Just enough to glance toward the source of the voice. A shadow behind the doorway to the rooftop. Still unseen. Still hiding. But closer.

He smiled faintly. Tired.

"Yeah. Well. I used to be funny. Back when I had people to laugh with."

"I laughed."

His smile cracked a little. The grief peeked through like a knife under skin.

"You shouldn't," he said.

"I'm not a good person anymore."

"Why not?"

He closed his eyes. The answer was heavy. Too big to carry, but too sharp to drop.

"Because they're all gone," he whispered.

"And I'm not."

A long pause.

The wind howled between broken buildings.

Then, from the shadows:

"I think you're sad."

He chuckled.

"Understatement of the year, kid."

"But you're trying."

That stopped him.

He didn't know how to answer that. Didn't know what to do with kindness when it came from a ghost in the shape of a child.

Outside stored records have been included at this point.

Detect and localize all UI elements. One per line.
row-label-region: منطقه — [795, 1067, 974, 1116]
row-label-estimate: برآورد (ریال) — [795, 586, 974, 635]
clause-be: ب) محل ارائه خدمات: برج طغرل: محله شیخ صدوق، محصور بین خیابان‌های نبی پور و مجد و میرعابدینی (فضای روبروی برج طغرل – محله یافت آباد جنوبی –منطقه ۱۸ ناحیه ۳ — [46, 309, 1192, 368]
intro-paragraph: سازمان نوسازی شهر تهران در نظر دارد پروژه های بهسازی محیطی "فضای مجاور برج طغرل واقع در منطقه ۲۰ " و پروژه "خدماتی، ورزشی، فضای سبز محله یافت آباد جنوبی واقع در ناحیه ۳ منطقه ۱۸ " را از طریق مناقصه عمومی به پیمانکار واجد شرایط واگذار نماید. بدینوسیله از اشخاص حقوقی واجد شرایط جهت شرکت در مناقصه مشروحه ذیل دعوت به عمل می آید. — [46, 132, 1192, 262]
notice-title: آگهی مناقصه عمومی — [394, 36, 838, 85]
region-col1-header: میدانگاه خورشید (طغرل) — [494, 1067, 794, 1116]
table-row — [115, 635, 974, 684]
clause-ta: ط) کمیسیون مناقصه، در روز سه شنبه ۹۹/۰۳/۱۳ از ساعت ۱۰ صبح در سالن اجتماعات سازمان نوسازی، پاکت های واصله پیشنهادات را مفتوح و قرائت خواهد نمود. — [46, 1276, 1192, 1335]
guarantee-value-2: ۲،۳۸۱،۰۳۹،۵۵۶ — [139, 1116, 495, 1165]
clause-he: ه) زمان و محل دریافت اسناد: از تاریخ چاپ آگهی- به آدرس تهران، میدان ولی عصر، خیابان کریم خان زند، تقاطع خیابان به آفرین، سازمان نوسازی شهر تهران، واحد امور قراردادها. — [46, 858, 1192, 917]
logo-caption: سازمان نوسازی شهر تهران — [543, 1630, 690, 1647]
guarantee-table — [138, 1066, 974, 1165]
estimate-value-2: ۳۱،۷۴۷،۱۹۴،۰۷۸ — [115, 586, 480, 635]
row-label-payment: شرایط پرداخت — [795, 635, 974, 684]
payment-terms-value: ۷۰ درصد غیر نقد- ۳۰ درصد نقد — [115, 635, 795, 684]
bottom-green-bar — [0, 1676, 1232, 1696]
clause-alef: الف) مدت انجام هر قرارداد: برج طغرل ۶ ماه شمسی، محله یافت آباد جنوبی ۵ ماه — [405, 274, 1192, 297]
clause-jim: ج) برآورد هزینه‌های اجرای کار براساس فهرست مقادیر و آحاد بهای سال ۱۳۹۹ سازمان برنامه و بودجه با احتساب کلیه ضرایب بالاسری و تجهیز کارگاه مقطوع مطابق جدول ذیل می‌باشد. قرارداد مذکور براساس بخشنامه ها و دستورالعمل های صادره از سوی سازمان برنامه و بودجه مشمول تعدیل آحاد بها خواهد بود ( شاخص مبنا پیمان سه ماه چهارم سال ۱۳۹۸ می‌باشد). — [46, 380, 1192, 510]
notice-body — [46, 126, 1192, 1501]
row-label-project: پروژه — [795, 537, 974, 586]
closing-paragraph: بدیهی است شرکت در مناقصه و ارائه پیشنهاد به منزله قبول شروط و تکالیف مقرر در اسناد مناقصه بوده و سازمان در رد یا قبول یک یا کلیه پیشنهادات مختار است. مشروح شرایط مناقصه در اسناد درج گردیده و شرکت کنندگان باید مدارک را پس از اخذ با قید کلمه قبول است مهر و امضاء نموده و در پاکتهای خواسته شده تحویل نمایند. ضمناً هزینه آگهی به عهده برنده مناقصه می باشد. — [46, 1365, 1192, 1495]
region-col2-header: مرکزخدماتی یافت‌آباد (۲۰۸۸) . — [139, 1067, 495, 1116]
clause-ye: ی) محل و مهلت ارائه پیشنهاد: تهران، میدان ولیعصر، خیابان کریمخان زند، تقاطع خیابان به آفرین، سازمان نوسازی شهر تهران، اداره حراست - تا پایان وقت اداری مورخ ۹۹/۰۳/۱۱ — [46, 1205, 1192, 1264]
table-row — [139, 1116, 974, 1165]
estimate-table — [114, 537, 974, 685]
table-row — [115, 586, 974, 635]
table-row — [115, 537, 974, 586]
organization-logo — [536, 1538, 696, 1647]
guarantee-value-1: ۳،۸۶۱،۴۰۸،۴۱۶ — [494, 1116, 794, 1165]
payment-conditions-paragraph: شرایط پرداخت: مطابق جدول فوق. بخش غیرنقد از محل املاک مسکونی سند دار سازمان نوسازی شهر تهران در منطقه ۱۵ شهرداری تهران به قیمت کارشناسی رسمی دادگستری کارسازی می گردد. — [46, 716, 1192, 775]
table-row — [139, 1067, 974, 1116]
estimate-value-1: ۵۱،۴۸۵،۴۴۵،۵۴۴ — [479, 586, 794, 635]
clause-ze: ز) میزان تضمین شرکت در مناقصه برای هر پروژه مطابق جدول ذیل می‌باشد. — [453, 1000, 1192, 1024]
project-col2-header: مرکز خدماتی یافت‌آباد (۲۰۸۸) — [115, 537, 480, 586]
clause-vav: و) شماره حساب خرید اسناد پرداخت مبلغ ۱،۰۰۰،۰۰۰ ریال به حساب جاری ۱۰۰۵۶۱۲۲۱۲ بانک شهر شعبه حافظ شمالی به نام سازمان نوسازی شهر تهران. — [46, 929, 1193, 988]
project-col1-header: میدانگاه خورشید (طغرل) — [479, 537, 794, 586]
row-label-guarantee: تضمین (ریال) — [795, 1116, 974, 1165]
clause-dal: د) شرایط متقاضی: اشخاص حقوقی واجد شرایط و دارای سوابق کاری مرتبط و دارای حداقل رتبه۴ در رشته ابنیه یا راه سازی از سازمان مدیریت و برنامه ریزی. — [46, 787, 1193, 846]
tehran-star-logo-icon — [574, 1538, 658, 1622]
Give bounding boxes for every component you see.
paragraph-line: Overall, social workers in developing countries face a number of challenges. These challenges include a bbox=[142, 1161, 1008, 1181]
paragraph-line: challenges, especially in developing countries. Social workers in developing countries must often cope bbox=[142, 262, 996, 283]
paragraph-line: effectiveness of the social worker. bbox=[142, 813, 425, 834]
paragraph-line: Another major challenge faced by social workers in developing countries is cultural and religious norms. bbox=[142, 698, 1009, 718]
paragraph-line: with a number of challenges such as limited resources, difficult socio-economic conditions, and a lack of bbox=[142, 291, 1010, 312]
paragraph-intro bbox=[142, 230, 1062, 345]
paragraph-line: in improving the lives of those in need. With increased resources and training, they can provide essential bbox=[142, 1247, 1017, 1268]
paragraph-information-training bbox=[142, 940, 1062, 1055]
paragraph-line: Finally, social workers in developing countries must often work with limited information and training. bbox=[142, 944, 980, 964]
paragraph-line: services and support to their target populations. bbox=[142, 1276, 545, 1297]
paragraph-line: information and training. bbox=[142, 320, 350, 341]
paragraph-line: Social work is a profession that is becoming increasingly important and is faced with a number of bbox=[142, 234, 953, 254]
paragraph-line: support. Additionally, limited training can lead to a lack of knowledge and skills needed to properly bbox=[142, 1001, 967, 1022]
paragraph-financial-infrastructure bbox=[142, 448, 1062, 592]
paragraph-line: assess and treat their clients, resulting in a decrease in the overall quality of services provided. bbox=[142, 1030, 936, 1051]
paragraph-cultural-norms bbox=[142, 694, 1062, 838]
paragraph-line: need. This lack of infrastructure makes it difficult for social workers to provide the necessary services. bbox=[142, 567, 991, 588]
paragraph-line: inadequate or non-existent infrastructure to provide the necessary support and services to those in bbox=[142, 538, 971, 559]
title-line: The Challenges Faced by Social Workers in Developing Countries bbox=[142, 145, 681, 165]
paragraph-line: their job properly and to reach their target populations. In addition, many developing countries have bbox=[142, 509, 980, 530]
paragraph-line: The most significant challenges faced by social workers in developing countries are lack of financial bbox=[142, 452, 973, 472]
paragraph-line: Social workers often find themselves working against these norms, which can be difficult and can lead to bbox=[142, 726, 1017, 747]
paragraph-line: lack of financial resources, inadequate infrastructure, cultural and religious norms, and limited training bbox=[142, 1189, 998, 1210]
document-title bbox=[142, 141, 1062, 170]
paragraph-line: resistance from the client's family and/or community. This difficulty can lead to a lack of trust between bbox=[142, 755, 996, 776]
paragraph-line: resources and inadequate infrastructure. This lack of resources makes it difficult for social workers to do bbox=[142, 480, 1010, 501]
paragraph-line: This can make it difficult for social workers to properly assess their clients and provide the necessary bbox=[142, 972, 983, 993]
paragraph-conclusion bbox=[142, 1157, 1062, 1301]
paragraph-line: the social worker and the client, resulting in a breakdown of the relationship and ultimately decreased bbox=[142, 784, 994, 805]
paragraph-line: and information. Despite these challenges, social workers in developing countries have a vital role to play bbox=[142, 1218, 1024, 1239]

So instead, he said, "You've been watching me a while, huh?"

No answer.

He nodded.

"Alright. New rule. You want to stick around? That's fine. But you start pulling your weight."

"Like how?"

He smiled, eyes still tired.

"First lesson: never trust anything that looks like a bunny. Especially if it talks."

A giggle. That same soft, breathy one from before. Closer now.

"Okay."

He waited. Listened.

She didn't leave.

And for the first time since the world fell apart, he didn't feel like he was falling with it.